Nessun accordo al Ministero, pesa l’assenza di un piano credibile
L’incontro si è chiuso senza accordo sulla CIGS. A pesare, secondo il sindacato, è soprattutto la mancanza di una visione concreta sul futuro di Acciaierie d’Italia. UGLM contesta all’azienda l’assenza di passi reali verso il piano di ripartenza annunciato e denuncia allo stesso tempo l’incertezza che continua a circondare la vendita degli asset aziendali.
Il mancato accordo riporta così in primo piano una vertenza che da anni resta aperta e che continua ad avere effetti diretti su occupazione, produzione e tenuta sociale del territorio tarantino. L’ex Ilva si conferma uno dei dossier industriali più delicati del Paese, non solo per il numero di lavoratori coinvolti ma anche per il peso strategico della siderurgia nazionale.
Per questo, nella fase che si apre, UGL Metalmeccanici chiede un intervento politico più incisivo.

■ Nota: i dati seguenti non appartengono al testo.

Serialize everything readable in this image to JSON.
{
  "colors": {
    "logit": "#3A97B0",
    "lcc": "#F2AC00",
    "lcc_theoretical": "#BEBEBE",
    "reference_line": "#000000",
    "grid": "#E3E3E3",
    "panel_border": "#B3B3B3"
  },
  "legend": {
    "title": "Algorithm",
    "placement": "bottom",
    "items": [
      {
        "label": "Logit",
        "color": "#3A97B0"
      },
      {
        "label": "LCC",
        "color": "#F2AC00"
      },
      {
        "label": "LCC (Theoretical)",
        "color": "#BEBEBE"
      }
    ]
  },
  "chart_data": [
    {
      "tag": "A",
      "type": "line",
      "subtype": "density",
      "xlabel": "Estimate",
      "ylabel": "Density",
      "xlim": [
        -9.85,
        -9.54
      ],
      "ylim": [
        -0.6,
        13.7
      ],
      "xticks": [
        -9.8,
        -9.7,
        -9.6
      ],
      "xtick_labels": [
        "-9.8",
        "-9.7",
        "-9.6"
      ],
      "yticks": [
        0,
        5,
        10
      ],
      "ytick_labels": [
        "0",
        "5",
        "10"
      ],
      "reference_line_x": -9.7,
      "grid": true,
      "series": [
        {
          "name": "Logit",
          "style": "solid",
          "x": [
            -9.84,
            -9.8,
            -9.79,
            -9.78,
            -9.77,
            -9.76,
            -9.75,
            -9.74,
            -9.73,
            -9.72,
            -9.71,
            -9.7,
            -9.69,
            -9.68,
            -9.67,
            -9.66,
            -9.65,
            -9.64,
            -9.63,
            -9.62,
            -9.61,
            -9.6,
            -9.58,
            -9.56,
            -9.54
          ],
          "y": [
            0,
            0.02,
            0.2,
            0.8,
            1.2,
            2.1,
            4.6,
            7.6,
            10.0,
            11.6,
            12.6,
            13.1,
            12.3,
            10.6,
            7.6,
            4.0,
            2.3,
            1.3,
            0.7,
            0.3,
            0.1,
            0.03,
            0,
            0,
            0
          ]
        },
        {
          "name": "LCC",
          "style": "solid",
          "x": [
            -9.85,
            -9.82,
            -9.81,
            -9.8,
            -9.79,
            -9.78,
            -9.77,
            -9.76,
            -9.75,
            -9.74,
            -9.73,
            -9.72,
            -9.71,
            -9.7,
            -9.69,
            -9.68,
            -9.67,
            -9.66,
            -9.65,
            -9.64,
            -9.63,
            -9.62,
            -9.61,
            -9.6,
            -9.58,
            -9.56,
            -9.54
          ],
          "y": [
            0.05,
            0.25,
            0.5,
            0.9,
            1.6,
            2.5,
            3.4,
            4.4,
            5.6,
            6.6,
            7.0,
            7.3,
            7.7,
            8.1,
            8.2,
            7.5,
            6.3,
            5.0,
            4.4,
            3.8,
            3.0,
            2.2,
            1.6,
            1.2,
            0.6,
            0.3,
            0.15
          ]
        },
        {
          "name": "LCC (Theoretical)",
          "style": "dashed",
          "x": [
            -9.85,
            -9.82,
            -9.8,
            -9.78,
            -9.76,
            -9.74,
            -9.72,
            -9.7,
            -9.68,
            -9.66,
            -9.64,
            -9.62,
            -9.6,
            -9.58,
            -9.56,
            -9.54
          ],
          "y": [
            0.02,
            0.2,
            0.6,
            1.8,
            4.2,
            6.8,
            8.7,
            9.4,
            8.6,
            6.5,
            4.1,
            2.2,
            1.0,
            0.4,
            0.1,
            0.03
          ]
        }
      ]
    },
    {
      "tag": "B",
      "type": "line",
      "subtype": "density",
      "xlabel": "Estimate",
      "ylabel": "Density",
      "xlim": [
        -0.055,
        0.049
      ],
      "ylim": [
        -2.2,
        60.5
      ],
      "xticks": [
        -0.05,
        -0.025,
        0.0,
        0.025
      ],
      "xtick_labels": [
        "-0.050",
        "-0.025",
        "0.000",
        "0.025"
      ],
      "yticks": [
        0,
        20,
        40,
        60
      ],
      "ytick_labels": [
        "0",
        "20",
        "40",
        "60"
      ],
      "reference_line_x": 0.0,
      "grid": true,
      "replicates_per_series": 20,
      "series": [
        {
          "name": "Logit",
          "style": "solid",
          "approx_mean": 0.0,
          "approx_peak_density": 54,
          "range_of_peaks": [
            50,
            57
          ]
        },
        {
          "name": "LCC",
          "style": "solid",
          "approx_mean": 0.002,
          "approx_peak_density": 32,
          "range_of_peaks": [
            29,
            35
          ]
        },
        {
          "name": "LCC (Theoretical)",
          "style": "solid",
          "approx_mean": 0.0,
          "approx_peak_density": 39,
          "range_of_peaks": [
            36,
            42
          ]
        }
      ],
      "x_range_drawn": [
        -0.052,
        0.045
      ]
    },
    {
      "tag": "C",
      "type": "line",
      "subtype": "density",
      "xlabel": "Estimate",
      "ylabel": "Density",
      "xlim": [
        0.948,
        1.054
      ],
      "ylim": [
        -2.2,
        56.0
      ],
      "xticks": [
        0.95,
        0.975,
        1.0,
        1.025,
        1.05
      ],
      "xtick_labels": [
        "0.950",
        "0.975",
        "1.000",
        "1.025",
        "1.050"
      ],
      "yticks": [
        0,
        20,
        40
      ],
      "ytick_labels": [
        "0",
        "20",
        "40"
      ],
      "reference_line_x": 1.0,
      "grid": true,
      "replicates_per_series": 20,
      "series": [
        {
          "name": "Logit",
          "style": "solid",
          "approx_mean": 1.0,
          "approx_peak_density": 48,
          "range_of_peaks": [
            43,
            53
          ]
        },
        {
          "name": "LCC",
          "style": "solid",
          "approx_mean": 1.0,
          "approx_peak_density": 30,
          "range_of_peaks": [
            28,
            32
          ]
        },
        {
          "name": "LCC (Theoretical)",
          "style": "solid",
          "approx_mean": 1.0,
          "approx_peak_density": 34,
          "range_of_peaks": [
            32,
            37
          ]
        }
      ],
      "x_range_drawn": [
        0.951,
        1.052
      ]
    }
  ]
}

L’obiettivo dichiarato è evitare un nuovo stallo e scongiurare quella che il sindacato definisce un’ulteriore sconfitta per il Paese, dopo una crisi lunga e ancora senza una soluzione definitiva. Il confronto sulla cassa integrazione, in questo quadro, diventa il segnale di un problema più ampio: senza coperture certe, impegni chiari e una direzione industriale riconoscibile, il rilancio dell’ex Ilva resta ancora fermo alle intenzioni.